YENİ PERSPEKTİFLER
Wittgenstein, ikinci döneminde, tüm dil oyunları, tasarım öncesi bir «yaşam faaliyeti veya biçimi», bir davranış şeması içinde yer alır («Felsefe Soruşturmaları»), Bu durumda, söylemsel kullanımlarımızı etkileşimsel boyutları bakımından ele alıp kavramak yeterli değildir ve bu etkileşimleri toplumsal pratiklerin dışsal erekliliklerine ve kısıtlamalarına bağımlı kılmak gerekir. Başka bir deyişle, simgesel etkileşimler, dilsel olmayan karşılıklı etkiler zincirinin halkalarını oluşturur. Bazı istisnalar bir yana, radyodan açıklanan saati, sadece saati öğrenmek için dinlemeyiz, ama bir eylemi programlamak için dinleriz. Böylece, Wittgenstein’ın Tractatus’unda, dil ile dünya arasındaki eşbiçimliliği ileri sürmeye devam eden tasarımsal şema, yaşam biçimlerinin karmaşıklığı içinde faaliyet gösteren dil oyunlarına yerini bıraktı. Bu durumda genel bir eylem kuramı ortaya koymak gerekiyordu. Searle, söylem edimleri kuramını genişleterek böyle bir kuram ortaya koydu. Böyle bir girişim, görüngübilim ile analitik felsefe arasındaki karşıdığın ötesinde, Brentano’nun yönelim çözümlemesiyle başlattığı tarzda bir zihin felsefesinin ana temalarını yeniden canlandırmaktadır, ama yine de söylem edimleri kuramının monologa dayanan temel görüşlerine bağlı kalmaktadır.

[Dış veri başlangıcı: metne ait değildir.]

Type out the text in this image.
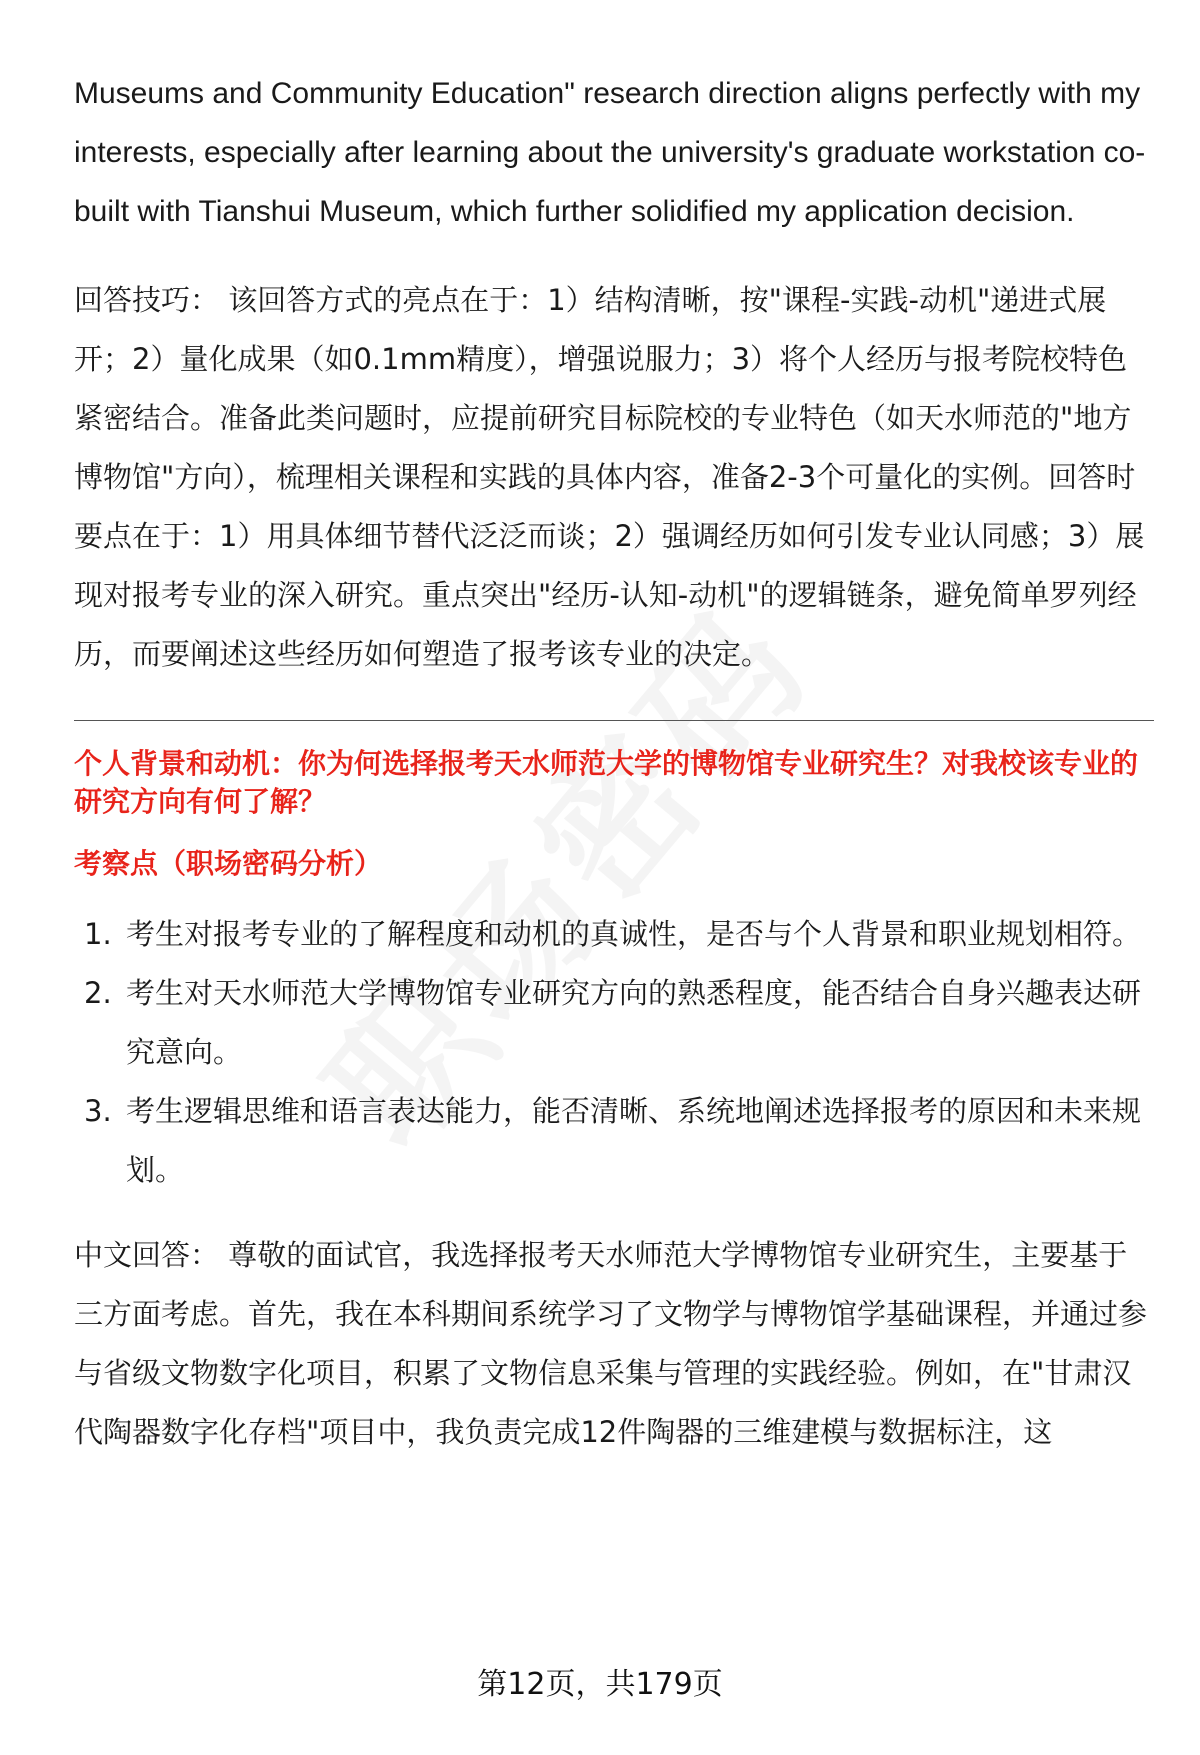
Museums and Community Education" research direction aligns perfectly with my interests, especially after learning about the university's graduate workstation co-built with Tianshui Museum, which further solidified my application decision.

回答技巧： 该回答方式的亮点在于：1）结构清晰，按"课程-实践-动机"递进式展开；2）量化成果（如0.1mm精度），增强说服力；3）将个人经历与报考院校特色紧密结合。准备此类问题时，应提前研究目标院校的专业特色（如天水师范的"地方博物馆"方向），梳理相关课程和实践的具体内容，准备2-3个可量化的实例。回答时要点在于：1）用具体细节替代泛泛而谈；2）强调经历如何引发专业认同感；3）展现对报考专业的深入研究。重点突出"经历-认知-动机"的逻辑链条，避免简单罗列经历，而要阐述这些经历如何塑造了报考该专业的决定。

个人背景和动机：你为何选择报考天水师范大学的博物馆专业研究生？对我校该专业的研究方向有何了解？

考察点（职场密码分析）

1. 考生对报考专业的了解程度和动机的真诚性，是否与个人背景和职业规划相符。
2. 考生对天水师范大学博物馆专业研究方向的熟悉程度，能否结合自身兴趣表达研究意向。
3. 考生逻辑思维和语言表达能力，能否清晰、系统地阐述选择报考的原因和未来规划。

中文回答： 尊敬的面试官，我选择报考天水师范大学博物馆专业研究生，主要基于三方面考虑。首先，我在本科期间系统学习了文物学与博物馆学基础课程，并通过参与省级文物数字化项目，积累了文物信息采集与管理的实践经验。例如，在"甘肃汉代陶器数字化存档"项目中，我负责完成12件陶器的三维建模与数据标注，这

第12页，共179页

Bu gerekçeler son zamanlarda ortaya konmuştur ve dile tanınan statünün dönüşüme uğradığına tanıklık eder. Gerçi dil hâlâ önemli yerini korumaktadır, ama biricik konu olma durumunu ve aşkın statüsünü kaybetmiş gibidir. Böylece, anlamı, göstergelerin işlevleriyle ve düşünceyi dille bir tutan temel postüla sorgulama konusu olmaktadır. Bugün yapılan bilişsel araştırmalar, tasarımları salt simgesel ortaya koymalara indirgemek şöyle dursun, alt-simgesel ve eylemsel yapılara yer vermekte ve rasyonel faaliyeti, tasarımlar üzerindeki çıkarımlara indirgemek yerine bu faaliyeti birbirine bağlı öğelerin oluşturduğu şebekenin dinamik bir harekete getirilişi olarak ele almaktadır. Dolayısıyla XX. yy’ın sonunda dil felsefesi, yeni bir yola girmiş gibi görünüyor.